1900 - Jessie & Isabel Saunders
Isabel (left) and Jessie Saunders – innocent victims of the Boxer Rebellion.
Alex Saunders and his wife were the first Protestant missionaries at Pingyao in Shanxi Province. For years they laboured away in almost total isolation. In 1896 the Saunders made a request for more workers. Alex wrote,
“I should like to urge upon all who read this, the burden of your responsibility to pray the Lord of the harvest to thrust forth labourers. Just think for a moment about the immensity of our field, a district one-third the size of Scotland, containing eight walled-cities and about three thousand towns and villages, and we are three foreign Missionaries!”[1]
When the Boxers started their killing spree, two parties of Shanxi missionaries tried to flee to the city of Wuhan in Hubei Province, a thousand miles (1,620 km) south. The children who went along were especially courageous. At every town, mobs of furious people came out and abused the foreigners.
Jessie Saunders was born in China on April 12, 1893. The Chinese people loved her dearly, as she was the personification of innocence. Very early on in her life she loved Jesus, and sometimes said, “When I see Him, I will look for the marks of the nails in His hands and feet.” Often as she passed people in the street she would ask her parents, “Do you think they have heard about Jesus?”[2] After the escaping party were badly beaten in one town, seven-year-old Jessie reminded her parents, “If the people loved Jesus, they would not do this.” After a number of days on the road, Jessie was struck with a fever. The missionaries stopped in an abandoned barn. While her loving mother fanned her, the little girl looked up, smiled, and announced, “Jesus was born in a place like this.”[3] A few days later on July 27th, Jessie’s baby sister, Isabel, died from beatings and exposure to the hot sun. Her grief-stricken mother wrote, “She had been so patient and passed away so peacefully, we could only rejoice for her that she was safe for evermore.”[4]
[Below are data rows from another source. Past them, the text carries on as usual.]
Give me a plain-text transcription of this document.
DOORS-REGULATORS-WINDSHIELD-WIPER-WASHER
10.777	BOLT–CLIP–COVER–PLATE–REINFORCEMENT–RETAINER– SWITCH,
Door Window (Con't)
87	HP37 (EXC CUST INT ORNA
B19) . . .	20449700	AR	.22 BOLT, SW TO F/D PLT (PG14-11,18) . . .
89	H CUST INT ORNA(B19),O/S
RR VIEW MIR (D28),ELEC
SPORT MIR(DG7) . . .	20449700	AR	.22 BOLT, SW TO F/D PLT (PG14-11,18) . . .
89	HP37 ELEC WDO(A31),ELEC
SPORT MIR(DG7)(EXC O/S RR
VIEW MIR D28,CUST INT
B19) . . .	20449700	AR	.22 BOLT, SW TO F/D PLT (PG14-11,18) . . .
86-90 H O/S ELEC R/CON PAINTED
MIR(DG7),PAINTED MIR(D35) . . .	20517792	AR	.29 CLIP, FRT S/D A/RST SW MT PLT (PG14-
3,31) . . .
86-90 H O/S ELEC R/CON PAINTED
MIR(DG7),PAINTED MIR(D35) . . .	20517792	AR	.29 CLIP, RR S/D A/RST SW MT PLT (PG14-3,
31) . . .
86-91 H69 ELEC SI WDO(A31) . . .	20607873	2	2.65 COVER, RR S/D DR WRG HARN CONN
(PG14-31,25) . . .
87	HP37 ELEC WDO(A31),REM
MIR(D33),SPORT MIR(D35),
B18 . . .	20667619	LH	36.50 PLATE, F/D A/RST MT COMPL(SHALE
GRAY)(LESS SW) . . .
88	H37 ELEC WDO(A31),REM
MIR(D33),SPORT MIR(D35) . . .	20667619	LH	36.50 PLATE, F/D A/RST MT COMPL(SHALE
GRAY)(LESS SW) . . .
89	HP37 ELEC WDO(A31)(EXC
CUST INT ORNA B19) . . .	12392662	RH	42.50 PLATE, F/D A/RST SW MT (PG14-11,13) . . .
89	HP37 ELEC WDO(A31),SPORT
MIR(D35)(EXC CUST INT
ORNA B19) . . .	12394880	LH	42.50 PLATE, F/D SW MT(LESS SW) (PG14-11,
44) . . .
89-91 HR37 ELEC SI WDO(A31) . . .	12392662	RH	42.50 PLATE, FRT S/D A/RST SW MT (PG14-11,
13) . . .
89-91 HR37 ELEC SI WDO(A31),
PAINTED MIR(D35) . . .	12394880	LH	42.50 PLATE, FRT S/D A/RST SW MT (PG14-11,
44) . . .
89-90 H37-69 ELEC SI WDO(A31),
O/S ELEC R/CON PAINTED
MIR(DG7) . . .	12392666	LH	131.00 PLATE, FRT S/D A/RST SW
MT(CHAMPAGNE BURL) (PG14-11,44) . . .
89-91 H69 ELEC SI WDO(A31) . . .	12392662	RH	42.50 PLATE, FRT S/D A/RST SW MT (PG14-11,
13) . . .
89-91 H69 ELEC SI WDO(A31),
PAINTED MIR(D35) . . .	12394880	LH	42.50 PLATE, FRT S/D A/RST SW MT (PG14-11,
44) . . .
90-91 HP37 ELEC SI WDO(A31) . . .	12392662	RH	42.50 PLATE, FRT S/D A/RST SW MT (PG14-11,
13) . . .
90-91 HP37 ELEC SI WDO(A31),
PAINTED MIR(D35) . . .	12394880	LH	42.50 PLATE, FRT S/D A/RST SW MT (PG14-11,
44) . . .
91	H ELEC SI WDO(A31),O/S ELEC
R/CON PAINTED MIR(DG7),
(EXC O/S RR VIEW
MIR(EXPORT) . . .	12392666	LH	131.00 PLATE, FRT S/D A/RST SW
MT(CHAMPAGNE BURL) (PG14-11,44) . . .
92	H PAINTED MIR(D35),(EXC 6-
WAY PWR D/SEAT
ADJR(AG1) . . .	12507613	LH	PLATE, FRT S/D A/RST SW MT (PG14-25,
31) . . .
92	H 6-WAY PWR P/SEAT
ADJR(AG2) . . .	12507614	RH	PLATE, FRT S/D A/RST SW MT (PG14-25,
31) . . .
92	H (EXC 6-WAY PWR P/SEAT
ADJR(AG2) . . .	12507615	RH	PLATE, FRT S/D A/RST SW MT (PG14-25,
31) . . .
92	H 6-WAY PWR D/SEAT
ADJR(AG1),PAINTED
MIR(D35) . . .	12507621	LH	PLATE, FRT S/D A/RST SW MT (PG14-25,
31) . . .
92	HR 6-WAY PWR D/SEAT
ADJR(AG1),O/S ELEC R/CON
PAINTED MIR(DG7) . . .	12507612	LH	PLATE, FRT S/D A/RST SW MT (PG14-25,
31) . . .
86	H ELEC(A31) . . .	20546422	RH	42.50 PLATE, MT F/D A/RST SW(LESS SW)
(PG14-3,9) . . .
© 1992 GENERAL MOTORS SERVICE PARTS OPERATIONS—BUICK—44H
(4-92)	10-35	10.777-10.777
After her little sister’s death, Jessie grew weaker and often told her mother that she wanted to go to a comfortable place. Her “wish was granted a week [on August 3rd] after Isabel’s death. The two children were buried beside the road.”[5]
1. China’s Millions (May 1896), 68.
2. “Jessie and Isabel Saunders,” 47.
3. “Jessie and Isabel Saunders—Two Child-Martyrs in Shan-si,” China’s Millions (March 1901), 47.
4. “Jessie and Isabel Saunders,” 47.
5. Hefley, By Their Blood, 26.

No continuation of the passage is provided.